Check out my post about the best trellis systems I rely on in my garden. Click Here.
#5 Collect Rain Water
Every inch of rainwater falling over 1000 sqft of a hard surface can fill a 600-gallon barrel. Water collection, also known as water harvesting, has many benefits to our environment. It prevents run-off from causing soil erosion and reduces the use of city water. Having rainwater available during dry times saves you money on the water bill.
Water harvesting doesn’t need to be expensive. A simple trash bin can become a rain barrel. Many cities offer rebate programs for their residents for installing rain harvesting systems.
#6 Smart Shopping
When you get into gardening, you find yourself shopping for more than you need or can manage. There are a few tips to keep your pocket safe while still being able to fill up your garden with the plants you want.
Check the clearance racks
Always visit the clearance aisle before you begin shopping. You can find great deals on plants, fertilizers, pest control, and tools in every store that sells home and garden items. The best time to shop for garden clearance is from the beginning of the school year through the fall. The stores start clearing their shelves in preparation for Christmas decor.

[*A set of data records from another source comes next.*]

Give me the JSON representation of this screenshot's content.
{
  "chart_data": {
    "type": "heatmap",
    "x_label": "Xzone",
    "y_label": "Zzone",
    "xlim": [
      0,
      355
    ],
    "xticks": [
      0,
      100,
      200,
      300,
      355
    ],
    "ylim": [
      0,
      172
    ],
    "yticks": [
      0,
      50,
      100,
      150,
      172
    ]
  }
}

Look out for seasonal sales
Be on the lookout for seasonal sales. Fall is the time stores start getting ready for Christmas, so the garden area is put on clearance. The second best time is early spring.
Get multiple plants for the price of one
A fellow gardener gave me this advice back in my beginnings. The trick is to look for pots that contain more than one seedling. Water the container well before separating the roots.
#7 Make Compost
Composting is a great way to make a good-quality soil amendment. Of course, you will never make enough for your garden, but you will make enough to compost tea. You will also help reduce the amount of trash sent to the landfill.
#7 Use Drip
It is true that drip irrigation is not free and may be expensive. But for vegetable gardens, drip irrigation systems have come a long way. There is a variety of kits that are easy to use and affordable.
#8 Start Seeds
Starting seeds allows gardeners to grow as many plants as they need at a small cost. It may take some practice, but it is a rewarding skill to have.
There are a few crops that you should never buy as a transplant. Even if the nurseries are offering them as transplants, opt for the seeds. The most common of these crops are zucchini, cucumbers, corn, and beans.
#9 Go Organic
Novice gardeners tend to expect quick results from their gardens and systematic solutions. Organic gardening is a building block process that starts with a foundation (soil).
Organic gardening reduced expenses dramatically by eliminating the frequent need for chemical fertilizers and pesticides. Healthy soil is rich in microorganisms and beneficial critters that enrich it. Establishing natural balance reduces human interference to fix pproblems. In the end, organic gardening is a partnership with nature.
Gardeners’ way of life is about sustainability and independence, for which most of them are resourceful and frugal. Start small and grow along with your garden. It takes patience and perseverance to reach the dream.